J’ai longtemps subi ces questionnements qui me figeaient car j’aurais voulu avoir l’audace de répondre librement, tout autant que je craignais terriblement d’être rejetée si je ne m’alignais pas sur le fonctionnement des autres. Je n’avais pourtant rien de spécial à revendiquer, rien à cacher non plus. Cette question est trop pesante, elle demande de résumer tout son monde, toute sa vie, en une petite phrase. Même sans verser dans la mégalomanie, elle fige parce qu’elle ne nous permet pas de prendre le temps de réfléchir à comment l’on veut se présenter au monde.

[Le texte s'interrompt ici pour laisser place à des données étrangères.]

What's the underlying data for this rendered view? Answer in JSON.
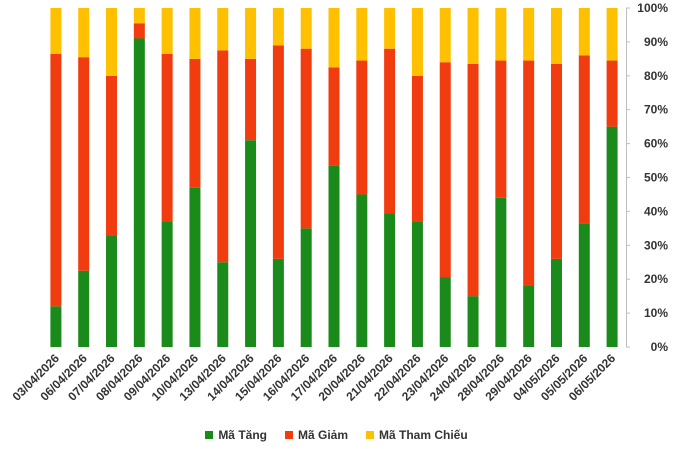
{
  "chart_data": {
    "type": "bar",
    "stacked": true,
    "normalized": true,
    "categories": [
      "03/04/2026",
      "06/04/2026",
      "07/04/2026",
      "08/04/2026",
      "09/04/2026",
      "10/04/2026",
      "13/04/2026",
      "14/04/2026",
      "15/04/2026",
      "16/04/2026",
      "17/04/2026",
      "20/04/2026",
      "21/04/2026",
      "22/04/2026",
      "23/04/2026",
      "24/04/2026",
      "28/04/2026",
      "29/04/2026",
      "04/05/2026",
      "05/05/2026",
      "06/05/2026"
    ],
    "series": [
      {
        "name": "Mã Tăng",
        "color": "#1a8a1a",
        "values": [
          12,
          22.5,
          33,
          91,
          37,
          47,
          25,
          61,
          26,
          35,
          53.5,
          45,
          39.5,
          37,
          20.5,
          15,
          44,
          18,
          26,
          36.5,
          65
        ]
      },
      {
        "name": "Mã Giảm",
        "color": "#f03c0f",
        "values": [
          74.5,
          63,
          47,
          4.5,
          49.5,
          38,
          62.5,
          24,
          63,
          53,
          29,
          39.5,
          48.5,
          43,
          63.5,
          68.5,
          40.5,
          66.5,
          57.5,
          49.5,
          19.5
        ]
      },
      {
        "name": "Mã Tham Chiếu",
        "color": "#ffc000",
        "values": [
          13.5,
          14.5,
          20,
          4.5,
          13.5,
          15,
          12.5,
          15,
          11,
          12,
          17.5,
          15.5,
          12,
          20,
          16,
          16.5,
          15.5,
          15.5,
          16.5,
          14,
          15.5
        ]
      }
    ],
    "y_ticks": [
      "0%",
      "10%",
      "20%",
      "30%",
      "40%",
      "50%",
      "60%",
      "70%",
      "80%",
      "90%",
      "100%"
    ],
    "ylim": [
      0,
      100
    ],
    "y_axis_position": "right",
    "legend_position": "bottom",
    "grid": false
  }
}
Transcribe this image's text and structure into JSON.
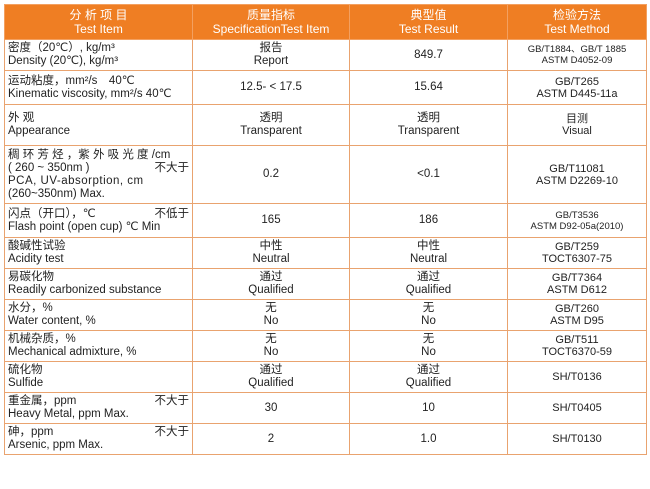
{
  "header": {
    "col1_zh": "分 析 项 目",
    "col1_en": "Test Item",
    "col2_zh": "质量指标",
    "col2_en": "SpecificationTest Item",
    "col3_zh": "典型值",
    "col3_en": "Test Result",
    "col4_zh": "检验方法",
    "col4_en": "Test Method"
  },
  "rows": [
    {
      "item_zh": "密度（20℃）, kg/m³",
      "item_en": "Density (20℃), kg/m³",
      "spec_zh": "报告",
      "spec_en": "Report",
      "result_zh": "",
      "result_en": "849.7",
      "method1": "GB/T1884、GB/T 1885",
      "method2": "ASTM D4052-09"
    },
    {
      "item_zh": "运动粘度，mm²/s　40℃",
      "item_en": "Kinematic viscosity, mm²/s 40℃",
      "spec_zh": "",
      "spec_en": "12.5- < 17.5",
      "result_zh": "",
      "result_en": "15.64",
      "method1": "GB/T265",
      "method2": "ASTM D445-11a"
    },
    {
      "item_zh": "外 观",
      "item_en": "Appearance",
      "spec_zh": "透明",
      "spec_en": "Transparent",
      "result_zh": "透明",
      "result_en": "Transparent",
      "method1": "目测",
      "method2": "Visual"
    },
    {
      "item_l1": "稠 环 芳 烃 ，紫 外 吸 光 度 /cm",
      "item_l2a": "( 260 ~ 350nm )",
      "item_l2b": "不大于",
      "item_l3": "PCA, UV-absorption, cm",
      "item_l4": "(260~350nm) Max.",
      "spec_en": "0.2",
      "result_en": "<0.1",
      "method1": "GB/T11081",
      "method2": "ASTM D2269-10"
    },
    {
      "item_zh": "闪点（开口），℃",
      "item_zh_r": "不低于",
      "item_en": "Flash point (open cup) ℃ Min",
      "spec_en": "165",
      "result_en": "186",
      "method1": "GB/T3536",
      "method2": "ASTM D92-05a(2010)"
    },
    {
      "item_zh": "酸碱性试验",
      "item_en": "Acidity test",
      "spec_zh": "中性",
      "spec_en": "Neutral",
      "result_zh": "中性",
      "result_en": "Neutral",
      "method1": "GB/T259",
      "method2": "TOCT6307-75"
    },
    {
      "item_zh": "易碳化物",
      "item_en": "Readily carbonized substance",
      "spec_zh": "通过",
      "spec_en": "Qualified",
      "result_zh": "通过",
      "result_en": "Qualified",
      "method1": "GB/T7364",
      "method2": "ASTM D612"
    },
    {
      "item_zh": "水分，%",
      "item_en": "Water content, %",
      "spec_zh": "无",
      "spec_en": "No",
      "result_zh": "无",
      "result_en": "No",
      "method1": "GB/T260",
      "method2": "ASTM D95"
    },
    {
      "item_zh": "机械杂质，%",
      "item_en": "Mechanical admixture, %",
      "spec_zh": "无",
      "spec_en": "No",
      "result_zh": "无",
      "result_en": "No",
      "method1": "GB/T511",
      "method2": "TOCT6370-59"
    },
    {
      "item_zh": "硫化物",
      "item_en": "Sulfide",
      "spec_zh": "通过",
      "spec_en": "Qualified",
      "result_zh": "通过",
      "result_en": "Qualified",
      "method1": "SH/T0136",
      "method2": ""
    },
    {
      "item_zh": "重金属，ppm",
      "item_zh_r": "不大于",
      "item_en": "Heavy Metal, ppm Max.",
      "spec_en": "30",
      "result_en": "10",
      "method1": "SH/T0405",
      "method2": ""
    },
    {
      "item_zh": "砷，ppm",
      "item_zh_r": "不大于",
      "item_en": "Arsenic, ppm Max.",
      "spec_en": "2",
      "result_en": "1.0",
      "method1": "SH/T0130",
      "method2": ""
    }
  ]
}
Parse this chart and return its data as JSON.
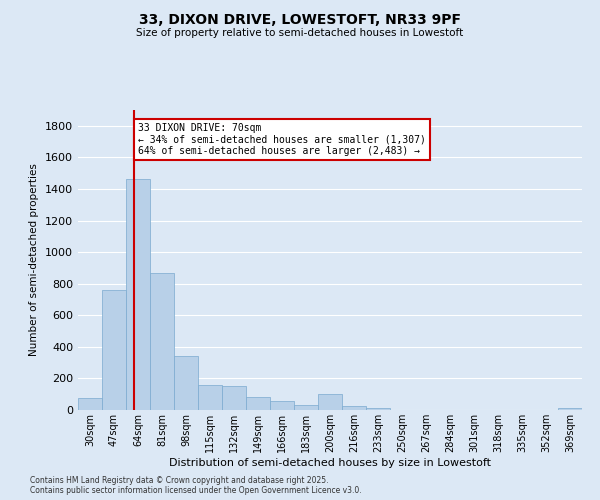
{
  "title_line1": "33, DIXON DRIVE, LOWESTOFT, NR33 9PF",
  "title_line2": "Size of property relative to semi-detached houses in Lowestoft",
  "xlabel": "Distribution of semi-detached houses by size in Lowestoft",
  "ylabel": "Number of semi-detached properties",
  "categories": [
    "30sqm",
    "47sqm",
    "64sqm",
    "81sqm",
    "98sqm",
    "115sqm",
    "132sqm",
    "149sqm",
    "166sqm",
    "183sqm",
    "200sqm",
    "216sqm",
    "233sqm",
    "250sqm",
    "267sqm",
    "284sqm",
    "301sqm",
    "318sqm",
    "335sqm",
    "352sqm",
    "369sqm"
  ],
  "values": [
    75,
    760,
    1460,
    870,
    340,
    160,
    155,
    80,
    55,
    30,
    100,
    25,
    15,
    0,
    0,
    0,
    0,
    0,
    0,
    0,
    15
  ],
  "bar_color": "#b8d0e8",
  "bar_edge_color": "#7aaacf",
  "bg_color": "#dce8f5",
  "grid_color": "#ffffff",
  "annotation_text_line1": "33 DIXON DRIVE: 70sqm",
  "annotation_text_line2": "← 34% of semi-detached houses are smaller (1,307)",
  "annotation_text_line3": "64% of semi-detached houses are larger (2,483) →",
  "annotation_box_color": "#ffffff",
  "annotation_box_edge": "#cc0000",
  "vline_color": "#cc0000",
  "ylim": [
    0,
    1900
  ],
  "yticks": [
    0,
    200,
    400,
    600,
    800,
    1000,
    1200,
    1400,
    1600,
    1800
  ],
  "footnote_line1": "Contains HM Land Registry data © Crown copyright and database right 2025.",
  "footnote_line2": "Contains public sector information licensed under the Open Government Licence v3.0."
}
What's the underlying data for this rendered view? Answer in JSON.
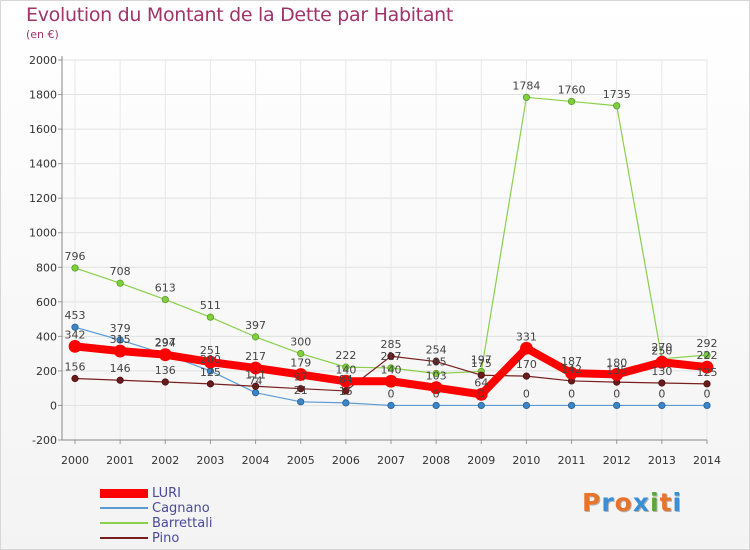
{
  "title": "Evolution du Montant de la Dette par Habitant",
  "subtitle": "(en €)",
  "logo": {
    "text": "Proxiti",
    "letters": [
      {
        "char": "P",
        "color": "#e8732a"
      },
      {
        "char": "r",
        "color": "#3a8fd6"
      },
      {
        "char": "o",
        "color": "#e8732a"
      },
      {
        "char": "x",
        "color": "#3a8fd6"
      },
      {
        "char": "i",
        "color": "#5aa83a"
      },
      {
        "char": "t",
        "color": "#e8732a"
      },
      {
        "char": "i",
        "color": "#3a8fd6"
      }
    ]
  },
  "chart_data": {
    "type": "line",
    "title": "Evolution du Montant de la Dette par Habitant",
    "ylabel": "(en €)",
    "xlabel": "",
    "ylim": [
      -200,
      2000
    ],
    "yticks": [
      -200,
      0,
      200,
      400,
      600,
      800,
      1000,
      1200,
      1400,
      1600,
      1800,
      2000
    ],
    "categories": [
      "2000",
      "2001",
      "2002",
      "2003",
      "2004",
      "2005",
      "2006",
      "2007",
      "2008",
      "2009",
      "2010",
      "2011",
      "2012",
      "2013",
      "2014"
    ],
    "legend_position": "bottom-left",
    "series": [
      {
        "name": "LURI",
        "color": "#ff0000",
        "values": [
          342,
          315,
          294,
          251,
          217,
          179,
          140,
          140,
          103,
          64,
          331,
          187,
          180,
          250,
          222
        ]
      },
      {
        "name": "Cagnano",
        "color": "#5b9bd5",
        "values": [
          453,
          379,
          297,
          200,
          74,
          21,
          15,
          0,
          0,
          0,
          0,
          0,
          0,
          0,
          0
        ]
      },
      {
        "name": "Barrettali",
        "color": "#8ad04a",
        "values": [
          796,
          708,
          613,
          511,
          397,
          300,
          222,
          217,
          185,
          197,
          1784,
          1760,
          1735,
          270,
          292
        ]
      },
      {
        "name": "Pino",
        "color": "#7a1f1f",
        "values": [
          156,
          146,
          136,
          125,
          111,
          97,
          84,
          285,
          254,
          175,
          170,
          142,
          135,
          130,
          125
        ]
      }
    ]
  }
}
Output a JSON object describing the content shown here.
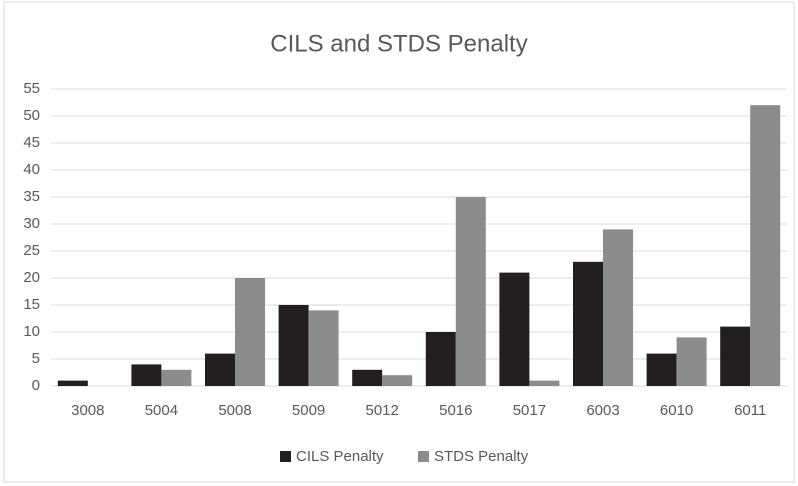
{
  "chart_data": {
    "type": "bar",
    "title": "CILS and STDS Penalty",
    "categories": [
      "3008",
      "5004",
      "5008",
      "5009",
      "5012",
      "5016",
      "5017",
      "6003",
      "6010",
      "6011"
    ],
    "series": [
      {
        "name": "CILS Penalty",
        "color": "#231f20",
        "values": [
          1,
          4,
          6,
          15,
          3,
          10,
          21,
          23,
          6,
          11
        ]
      },
      {
        "name": "STDS Penalty",
        "color": "#8c8c8c",
        "values": [
          0,
          3,
          20,
          14,
          2,
          35,
          1,
          29,
          9,
          52
        ]
      }
    ],
    "ylim": [
      0,
      55
    ],
    "yticks": [
      0,
      5,
      10,
      15,
      20,
      25,
      30,
      35,
      40,
      45,
      50,
      55
    ],
    "grid": true,
    "legend": "bottom"
  }
}
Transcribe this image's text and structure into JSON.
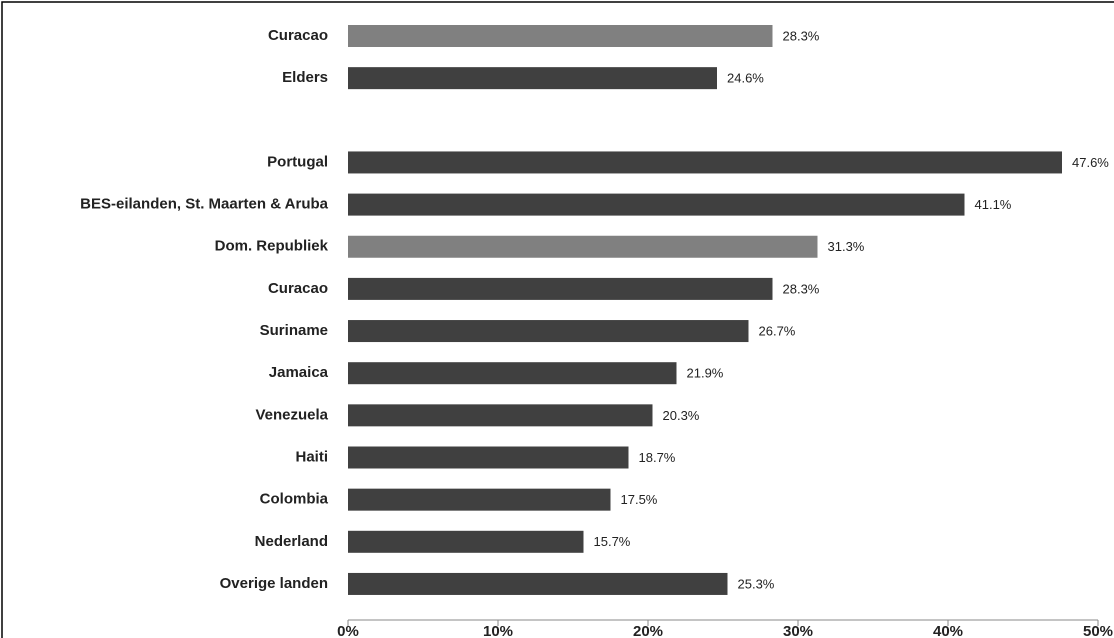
{
  "chart_data": {
    "type": "bar",
    "orientation": "horizontal",
    "categories": [
      "Curacao",
      "Elders",
      null,
      "Portugal",
      "BES-eilanden, St. Maarten & Aruba",
      "Dom. Republiek",
      "Curacao",
      "Suriname",
      "Jamaica",
      "Venezuela",
      "Haiti",
      "Colombia",
      "Nederland",
      "Overige landen"
    ],
    "values": [
      28.3,
      24.6,
      null,
      47.6,
      41.1,
      31.3,
      28.3,
      26.7,
      21.9,
      20.3,
      18.7,
      17.5,
      15.7,
      25.3
    ],
    "value_labels": [
      "28.3%",
      "24.6%",
      null,
      "47.6%",
      "41.1%",
      "31.3%",
      "28.3%",
      "26.7%",
      "21.9%",
      "20.3%",
      "18.7%",
      "17.5%",
      "15.7%",
      "25.3%"
    ],
    "colors": [
      "#808080",
      "#404040",
      null,
      "#404040",
      "#404040",
      "#808080",
      "#404040",
      "#404040",
      "#404040",
      "#404040",
      "#404040",
      "#404040",
      "#404040",
      "#404040"
    ],
    "xlim": [
      0,
      50
    ],
    "xticks": [
      {
        "value": 0,
        "label": "0%"
      },
      {
        "value": 10,
        "label": "10%"
      },
      {
        "value": 20,
        "label": "20%"
      },
      {
        "value": 30,
        "label": "30%"
      },
      {
        "value": 40,
        "label": "40%"
      },
      {
        "value": 50,
        "label": "50%"
      }
    ],
    "grid": false
  }
}
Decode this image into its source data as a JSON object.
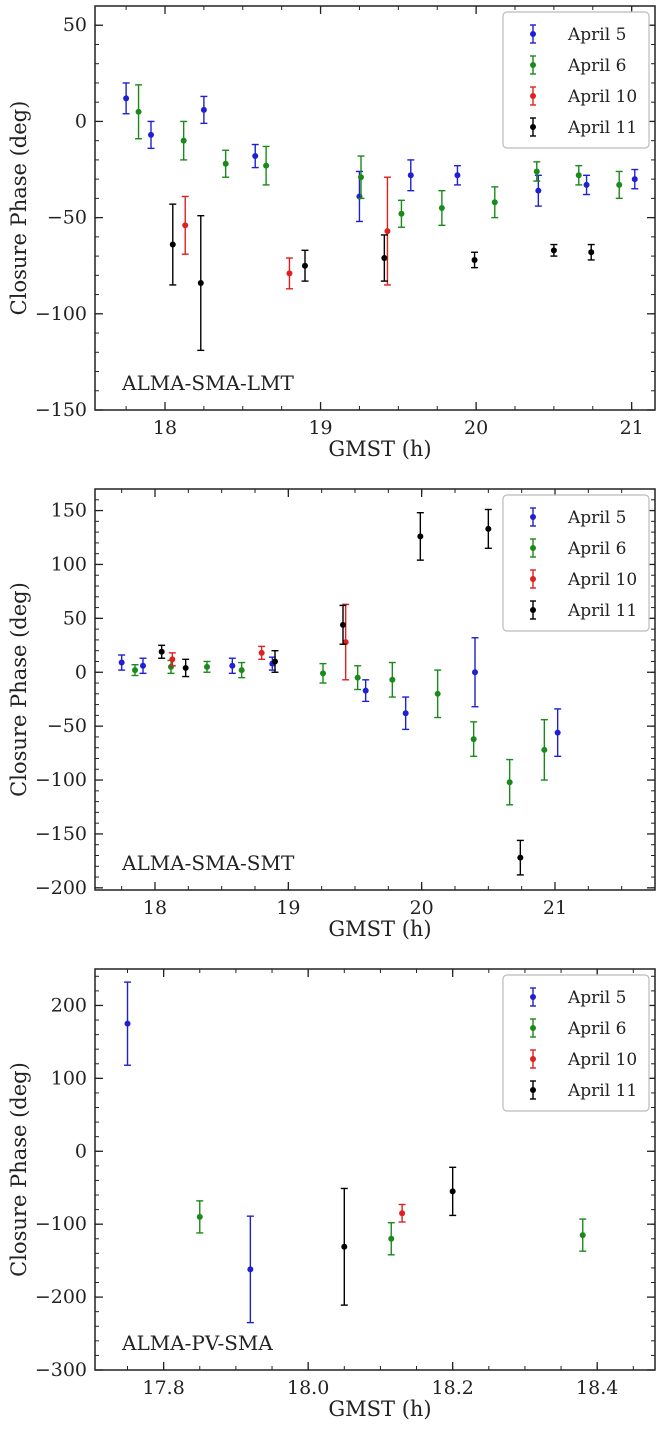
{
  "chart_data": [
    {
      "type": "scatter",
      "panel_label": "ALMA-SMA-LMT",
      "xlabel": "GMST (h)",
      "ylabel": "Closure Phase (deg)",
      "xlim": [
        17.55,
        21.15
      ],
      "ylim": [
        -150,
        60
      ],
      "xticks": [
        18,
        19,
        20,
        21
      ],
      "yticks": [
        -150,
        -100,
        -50,
        0,
        50
      ],
      "x_minor_step": 0.25,
      "y_minor_step": 10,
      "legend": "top-right",
      "grid": false,
      "series": [
        {
          "name": "April 5",
          "color": "#2020d0",
          "points": [
            [
              17.75,
              12,
              8
            ],
            [
              17.91,
              -7,
              7
            ],
            [
              18.25,
              6,
              7
            ],
            [
              18.58,
              -18,
              6
            ],
            [
              19.25,
              -39,
              13
            ],
            [
              19.58,
              -28,
              8
            ],
            [
              19.88,
              -28,
              5
            ],
            [
              20.4,
              -36,
              8
            ],
            [
              20.71,
              -33,
              5
            ],
            [
              21.02,
              -30,
              5
            ]
          ]
        },
        {
          "name": "April 6",
          "color": "#1a8a1a",
          "points": [
            [
              17.83,
              5,
              14
            ],
            [
              18.12,
              -10,
              10
            ],
            [
              18.39,
              -22,
              7
            ],
            [
              18.65,
              -23,
              10
            ],
            [
              19.26,
              -29,
              11
            ],
            [
              19.52,
              -48,
              7
            ],
            [
              19.78,
              -45,
              9
            ],
            [
              20.12,
              -42,
              8
            ],
            [
              20.39,
              -26,
              5
            ],
            [
              20.66,
              -28,
              5
            ],
            [
              20.92,
              -33,
              7
            ]
          ]
        },
        {
          "name": "April 10",
          "color": "#e02020",
          "points": [
            [
              18.13,
              -54,
              15
            ],
            [
              18.8,
              -79,
              8
            ],
            [
              19.43,
              -57,
              28
            ]
          ]
        },
        {
          "name": "April 11",
          "color": "#000000",
          "points": [
            [
              18.05,
              -64,
              21
            ],
            [
              18.23,
              -84,
              35
            ],
            [
              18.9,
              -75,
              8
            ],
            [
              19.41,
              -71,
              12
            ],
            [
              19.99,
              -72,
              4
            ],
            [
              20.5,
              -67,
              3
            ],
            [
              20.74,
              -68,
              4
            ]
          ]
        }
      ]
    },
    {
      "type": "scatter",
      "panel_label": "ALMA-SMA-SMT",
      "xlabel": "GMST (h)",
      "ylabel": "Closure Phase (deg)",
      "xlim": [
        17.55,
        21.75
      ],
      "ylim": [
        -202,
        170
      ],
      "xticks": [
        18,
        19,
        20,
        21
      ],
      "yticks": [
        -200,
        -150,
        -100,
        -50,
        0,
        50,
        100,
        150
      ],
      "x_minor_step": 0.25,
      "y_minor_step": 10,
      "legend": "top-right",
      "grid": false,
      "series": [
        {
          "name": "April 5",
          "color": "#2020d0",
          "points": [
            [
              17.75,
              9,
              7
            ],
            [
              17.91,
              6,
              7
            ],
            [
              18.58,
              6,
              7
            ],
            [
              18.88,
              8,
              6
            ],
            [
              19.58,
              -17,
              10
            ],
            [
              19.88,
              -38,
              15
            ],
            [
              20.4,
              0,
              32
            ],
            [
              21.02,
              -56,
              22
            ]
          ]
        },
        {
          "name": "April 6",
          "color": "#1a8a1a",
          "points": [
            [
              17.85,
              2,
              5
            ],
            [
              18.12,
              5,
              6
            ],
            [
              18.39,
              5,
              5
            ],
            [
              18.65,
              2,
              7
            ],
            [
              19.26,
              -1,
              9
            ],
            [
              19.52,
              -5,
              11
            ],
            [
              19.78,
              -7,
              16
            ],
            [
              20.12,
              -20,
              22
            ],
            [
              20.39,
              -62,
              16
            ],
            [
              20.66,
              -102,
              21
            ],
            [
              20.92,
              -72,
              28
            ]
          ]
        },
        {
          "name": "April 10",
          "color": "#e02020",
          "points": [
            [
              18.13,
              12,
              6
            ],
            [
              18.8,
              18,
              6
            ],
            [
              19.43,
              28,
              35
            ]
          ]
        },
        {
          "name": "April 11",
          "color": "#000000",
          "points": [
            [
              18.05,
              19,
              6
            ],
            [
              18.23,
              4,
              8
            ],
            [
              18.9,
              10,
              10
            ],
            [
              19.41,
              44,
              18
            ],
            [
              19.99,
              126,
              22
            ],
            [
              20.5,
              133,
              18
            ],
            [
              20.74,
              -172,
              16
            ]
          ]
        }
      ]
    },
    {
      "type": "scatter",
      "panel_label": "ALMA-PV-SMA",
      "xlabel": "GMST (h)",
      "ylabel": "Closure Phase (deg)",
      "xlim": [
        17.705,
        18.48
      ],
      "ylim": [
        -300,
        250
      ],
      "xticks": [
        17.8,
        18.0,
        18.2,
        18.4
      ],
      "yticks": [
        -300,
        -200,
        -100,
        0,
        100,
        200
      ],
      "x_tick_labels": [
        "17.8",
        "18.0",
        "18.2",
        "18.4"
      ],
      "x_minor_step": 0.05,
      "y_minor_step": 20,
      "legend": "top-right",
      "grid": false,
      "series": [
        {
          "name": "April 5",
          "color": "#2020d0",
          "points": [
            [
              17.75,
              175,
              57
            ],
            [
              17.92,
              -162,
              73
            ]
          ]
        },
        {
          "name": "April 6",
          "color": "#1a8a1a",
          "points": [
            [
              17.85,
              -90,
              22
            ],
            [
              18.115,
              -120,
              22
            ],
            [
              18.38,
              -115,
              22
            ]
          ]
        },
        {
          "name": "April 10",
          "color": "#e02020",
          "points": [
            [
              18.13,
              -85,
              12
            ]
          ]
        },
        {
          "name": "April 11",
          "color": "#000000",
          "points": [
            [
              18.05,
              -131,
              80
            ],
            [
              18.2,
              -55,
              33
            ]
          ]
        }
      ]
    }
  ]
}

Pour retrouver cette liberté de choisir sa façon d’exister aux yeux des autres, l’écriture est une alliée de taille.

 

Ecrire le récit de soi, c’est à dire adopter une pratique d’écriture qui permet de se raconter sans censure, c’est tout d’abord retrouver ces espace-temps où l’on peut se livrer sans retenue. Parler de soi avec ses propres mots est alors un remède à bien des maux. Personne pour nous interrompre, personne pour nous fusiller du regard si la page reste blanche. Cette création entre soi et soi-même, c’est l’occasion de se fabriquer un cadre sécurisant, bienveillant, où tout est permis, en accord avec notre nature profonde.

 

Que ce soit par l’art du journal, de l’autobiographie, de l’écriture épistolaire, écrire à partir de soi et sur soi libère la créativité d’une façon bien différente qu’avec les pratiques conditionnant un résultat esthétique. Ici, nul besoin d’atteindre un certain nombre de pages, d’adopter un style particulier, de faire des effets de sens, de vouloir plaire. C’est le retour à la spontanéité et l’occasion d’enfin porter un regard doux sur soi, d’accomplir un acte digne apportant une satisfaction toute simple et pourtant ô combien réconfortante et joyeuse.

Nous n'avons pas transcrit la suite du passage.